I do not want to give them a Nat'l ID number. In fact, there should be no reason to do so. There is already an infrastructure in place for validating my ID and paper signature. They folks who do this are called Notary Publics. And they have their own web of trust similar to a Certificate Authority's.
Two years ago, my wife and I adopted a little girl from India. Lots and lots of paperwork involved. Most of which had to be signed and verified by a notary. The notary looks at your ID and then adds their stamp on top of the signature. The notary does not keep any of your ID numbers on file.
Some of that paperwork had to go through a second level of verification. We had to take the signed and stamped papers to our local courthouse where the County Clerk then verified that the notary was legit. This was then taken to the State of Ohio where they verified the County's verification. Its been awhile, but we might, IIRC, have had to get another level of certification from the US State Dept since we were sending the documents overseas.
So why not just use the infrastructure already available for verifying the identity of a requestor for a certificate made to a cert authority? No need for a CA to keep my Nat'l ID on file.
FreeSpeech.org
First "the Great Goddess Ayn Rand says your a dirty stinkin' COMMIE" post!

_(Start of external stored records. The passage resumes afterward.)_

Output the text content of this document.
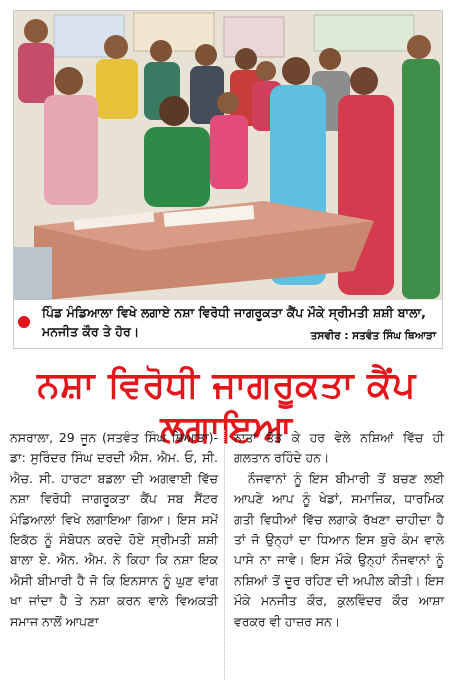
ਪਿੰਡ ਮੰਡਿਆਲਾ ਵਿਖੇ ਲਗਾਏ ਨਸ਼ਾ ਵਿਰੋਧੀ ਜਾਗਰੂਕਤਾ ਕੈਂਪ ਮੌਕੇ ਸ੍ਰੀਮਤੀ ਸ਼ਸ਼ੀ ਬਾਲਾ, ਮਨਜੀਤ ਕੌਰ ਤੇ ਹੋਰ।	ਤਸਵੀਰ : ਸਤਵੰਤ ਸਿੰਘ ਥਿਆੜਾ
ਨਸ਼ਾ ਵਿਰੋਧੀ ਜਾਗਰੂਕਤਾ ਕੈਂਪ ਲਗਾਇਆ

ਨਸਰਾਲਾ, 29 ਜੂਨ (ਸਤਵੰਤ ਸਿੰਘ ਥਿਆੜਾ)-ਡਾ: ਸੁਰਿੰਦਰ ਸਿੰਘ ਦਰਦੀ ਐਸ. ਐਮ. ਓ, ਸੀ. ਐਚ. ਸੀ. ਹਾਰਟਾ ਬਡਲਾ ਦੀ ਅਗਵਾਈ ਵਿੱਚ ਨਸ਼ਾ ਵਿਰੋਧੀ ਜਾਗਰੂਕਤਾ ਕੈਂਪ ਸਬ ਸੈਂਟਰ ਮੰਡਿਆਲਾਂ ਵਿਖੇ ਲਗਾਇਆ ਗਿਆ। ਇਸ ਸਮੇਂ ਇਕੱਠ ਨੂੰ ਸੰਬੋਧਨ ਕਰਦੇ ਹੋਏ ਸ੍ਰੀਮਤੀ ਸ਼ਸ਼ੀ ਬਾਲਾ ਏ. ਐਨ. ਐਮ. ਨੇ ਕਿਹਾ ਕਿ ਨਸ਼ਾ ਇਕ ਐਸੀ ਬੀਮਾਰੀ ਹੈ ਜੋ ਕਿ ਇਨਸਾਨ ਨੂੰ ਘੁਣ ਵਾਂਗ ਖਾ ਜਾਂਦਾ ਹੈ ਤੇ ਨਸ਼ਾ ਕਰਨ ਵਾਲੇ ਵਿਅਕਤੀ ਸਮਾਜ ਨਾਲੋਂ ਆਪਣਾ

ਨਾਤਾ ਤੋੜ ਕੇ ਹਰ ਵੇਲੇ ਨਸ਼ਿਆਂ ਵਿੱਚ ਹੀ ਗਲਤਾਨ ਰਹਿੰਦੇ ਹਨ।

ਨੌਜਵਾਨਾਂ ਨੂੰ ਇਸ ਬੀਮਾਰੀ ਤੋਂ ਬਚਣ ਲਈ ਆਪਣੇ ਆਪ ਨੂੰ ਖੇਡਾਂ, ਸਮਾਜਿਕ, ਧਾਰਮਿਕ ਗਤੀ ਵਿਧੀਆਂ ਵਿੱਚ ਲਗਾਕੇ ਰੱਖਣਾ ਚਾਹੀਦਾ ਹੈ ਤਾਂ ਜੋ ਉਨ੍ਹਾਂ ਦਾ ਧਿਆਨ ਇਸ ਬੁਰੇ ਕੰਮ ਵਾਲੇ ਪਾਸੇ ਨਾ ਜਾਵੇ। ਇਸ ਮੌਕੇ ਉਨ੍ਹਾਂ ਨੌਜਵਾਨਾਂ ਨੂੰ ਨਸ਼ਿਆਂ ਤੋਂ ਦੂਰ ਰਹਿਣ ਦੀ ਅਪੀਲ ਕੀਤੀ। ਇਸ ਮੌਕੇ ਮਨਜੀਤ ਕੌਰ, ਕੁਲਵਿੰਦਰ ਕੌਰ ਆਸ਼ਾ ਵਰਕਰ ਵੀ ਹਾਜ਼ਰ ਸਨ।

Seriously, the Post Office is one obvious choice for real identification - they can't tell any better than anyone else *who* you are, but they can probably validate *where* you are cheaper than anybody else.
I know I did, and boy am I glad.
http://www.openca.org
Never mind the naysayers of having your own CA, I benefited greatly, and so should you.
I'm not sure the CA are all that useful with revocation lists.
The multiple US government CA/PKIs now have CRLs that reportedly take up to 14 minutes to process in a PKI-using client - a bit of a mess when you've a few dozen emails to verify every day.
Distributed revocation is a bad thing.
Just like DNS - PKI is distributed revocation since every user/client must do their own revocation status checking - imagine getting a DNS record for a web site once, then always trusting it to be accurate?.
Every PKI-protected message/session should be checked for revocation status - that's the benefit of centralised revocation/user management (and it's waaayyyy cheaper to operate).
lyal
Australia Post has a service named KeyPost where they act as the RA (Registration Authority) and provide authenticity information to CA's. I'd trust certificates issued through this scheme a whole lot more than by a friend of a friend of someone I'll never meet. Why not outsource the RA work to Australia Post? The Australian Government program that supports this is Gatekeeper.